Outlook forex

Forex outlook is more crucial as an exercise when one takes into consideration, the unrelenting rise in the volume of international trade and interdependences of nations, with its attendant link to foreign exchange rates fluctuations. The volume of trade between countries is ever on the increase and forex outlook is a bird’s eye view of where we might be headed if the economic trends continue in this direction. Forex outlook at any point in time is different because of the many factors to come into play, but a systematic look at the economic events and the players will put things in perspective for the average forex trader.


There are a number of key indicators of the activities going on in the forex exchange between two countries; there are agencies who take upon themselves to collate and present to the public some of these indicators to either guide policy makers of purely for commercial concerns. Yet, there is always conflict in the forex outlook from different agencies this may be due enhanced emphasis on some indicators important to each of them or even the complete exclusion of certain other indicators that others have added. In all, it is a known fact, well established that predicting forex is not far from rocket science and forex outlook is but an arm of forecasting.


It is the prediction made concerning the prospects of the exchange rates between two currencies. The entire key determinants are keyed in by the industry experts and a position per time of the national rates and other issues arrived at. It is a complex undertaking that has so many things waiting to go wrong. Both in established and emerging markets, the need to have this form of road map to guide the institutional investor or the average trader as to what and where to put his money has pushed so many institutions to defy the odds and map the cyclone called forex. Whatever comes out of the exercise in form of a forex outlook has always been looked at as a form of industry bible, guiding their annual planning and future outlook; from when to invest to where to invest.


Depending on the area or market to be covered, the practice is usually to handle currencies in pairs, for instance, the dollar may be paired with the pound and a forex outlook made over a time period. In doing this, there is always a careful listing of the key factors which are expected to affect this currency pair within the time window, and detailed explanation given as to why this is so.  For instance in producing the outlook for the Dollar and Pound pair, BREXIT  will definitely feature as a key factor or determinant of the direction of interest rates irrespective of whether the particular outlook sees the dollar falling within the particular period or the pound.

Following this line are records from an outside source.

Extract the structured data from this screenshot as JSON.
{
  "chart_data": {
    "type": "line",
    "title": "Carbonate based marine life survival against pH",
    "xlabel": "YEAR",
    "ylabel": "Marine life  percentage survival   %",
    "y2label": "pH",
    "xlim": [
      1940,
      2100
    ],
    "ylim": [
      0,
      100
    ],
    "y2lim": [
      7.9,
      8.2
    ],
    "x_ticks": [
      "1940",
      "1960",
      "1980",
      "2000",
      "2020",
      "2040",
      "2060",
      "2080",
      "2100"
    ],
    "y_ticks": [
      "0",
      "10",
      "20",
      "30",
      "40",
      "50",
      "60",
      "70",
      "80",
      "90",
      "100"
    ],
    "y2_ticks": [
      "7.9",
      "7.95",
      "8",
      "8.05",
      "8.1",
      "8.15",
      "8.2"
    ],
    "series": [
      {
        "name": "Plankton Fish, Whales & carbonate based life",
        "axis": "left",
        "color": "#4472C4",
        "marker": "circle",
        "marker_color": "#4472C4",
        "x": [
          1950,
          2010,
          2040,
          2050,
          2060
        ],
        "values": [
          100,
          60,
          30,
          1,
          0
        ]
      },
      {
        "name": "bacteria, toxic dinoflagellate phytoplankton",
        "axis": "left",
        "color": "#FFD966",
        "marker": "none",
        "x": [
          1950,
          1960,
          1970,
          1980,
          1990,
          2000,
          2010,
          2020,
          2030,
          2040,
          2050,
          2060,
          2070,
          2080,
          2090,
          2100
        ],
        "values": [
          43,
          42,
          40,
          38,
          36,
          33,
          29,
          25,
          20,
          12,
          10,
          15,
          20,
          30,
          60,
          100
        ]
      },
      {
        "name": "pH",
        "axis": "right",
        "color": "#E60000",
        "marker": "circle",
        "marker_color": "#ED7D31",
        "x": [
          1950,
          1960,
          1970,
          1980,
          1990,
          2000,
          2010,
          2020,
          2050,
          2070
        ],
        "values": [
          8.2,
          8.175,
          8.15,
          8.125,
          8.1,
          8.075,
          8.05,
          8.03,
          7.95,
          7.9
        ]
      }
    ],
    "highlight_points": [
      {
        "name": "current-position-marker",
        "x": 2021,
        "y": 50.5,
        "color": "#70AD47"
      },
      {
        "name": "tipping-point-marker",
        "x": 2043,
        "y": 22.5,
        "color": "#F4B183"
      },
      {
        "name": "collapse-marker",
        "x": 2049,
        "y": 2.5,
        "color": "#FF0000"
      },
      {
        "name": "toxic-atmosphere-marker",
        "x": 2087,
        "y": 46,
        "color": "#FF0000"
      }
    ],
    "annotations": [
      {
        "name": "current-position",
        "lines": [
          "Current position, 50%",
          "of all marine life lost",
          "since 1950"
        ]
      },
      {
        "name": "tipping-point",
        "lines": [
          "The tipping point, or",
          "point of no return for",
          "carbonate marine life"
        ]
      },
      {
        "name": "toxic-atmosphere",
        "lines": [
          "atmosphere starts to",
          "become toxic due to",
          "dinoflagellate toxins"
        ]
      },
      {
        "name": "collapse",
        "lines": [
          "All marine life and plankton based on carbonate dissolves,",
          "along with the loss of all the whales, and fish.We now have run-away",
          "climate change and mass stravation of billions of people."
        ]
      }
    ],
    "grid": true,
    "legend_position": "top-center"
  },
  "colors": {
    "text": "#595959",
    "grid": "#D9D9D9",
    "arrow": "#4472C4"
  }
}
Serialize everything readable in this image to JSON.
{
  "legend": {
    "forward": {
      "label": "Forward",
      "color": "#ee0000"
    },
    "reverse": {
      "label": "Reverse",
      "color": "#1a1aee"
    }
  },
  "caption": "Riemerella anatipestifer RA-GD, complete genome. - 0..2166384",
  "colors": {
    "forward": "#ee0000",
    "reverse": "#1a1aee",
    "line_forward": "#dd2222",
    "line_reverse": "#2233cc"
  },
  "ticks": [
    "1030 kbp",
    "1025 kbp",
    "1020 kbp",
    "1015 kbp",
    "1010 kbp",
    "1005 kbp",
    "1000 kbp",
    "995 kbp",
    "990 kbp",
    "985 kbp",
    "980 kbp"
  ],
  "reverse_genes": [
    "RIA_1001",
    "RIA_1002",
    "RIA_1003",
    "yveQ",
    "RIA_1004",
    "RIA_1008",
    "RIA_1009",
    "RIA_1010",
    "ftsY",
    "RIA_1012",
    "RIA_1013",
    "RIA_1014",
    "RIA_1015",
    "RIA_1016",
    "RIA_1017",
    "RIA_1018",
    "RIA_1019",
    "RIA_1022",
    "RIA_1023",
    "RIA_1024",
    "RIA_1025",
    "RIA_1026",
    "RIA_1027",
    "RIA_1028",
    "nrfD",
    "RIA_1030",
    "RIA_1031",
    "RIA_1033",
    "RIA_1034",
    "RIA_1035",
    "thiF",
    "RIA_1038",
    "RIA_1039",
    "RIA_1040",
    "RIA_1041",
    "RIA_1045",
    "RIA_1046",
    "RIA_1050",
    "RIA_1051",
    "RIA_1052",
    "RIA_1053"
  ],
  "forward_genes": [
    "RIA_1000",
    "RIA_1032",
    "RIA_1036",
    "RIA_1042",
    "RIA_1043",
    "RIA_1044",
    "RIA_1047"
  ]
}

More so, evidence I s often heavily drawn from the past in designing a forex outlook as history will always repeat itself, at least to some degree.

The content of this article reflects the author’s opinion and does not necessarily reflect the official position of LiteForex. The material published on this page is provided for informational purposes only and should not be considered as the provision of investment advice for the purposes of Directive 2004/39/EC.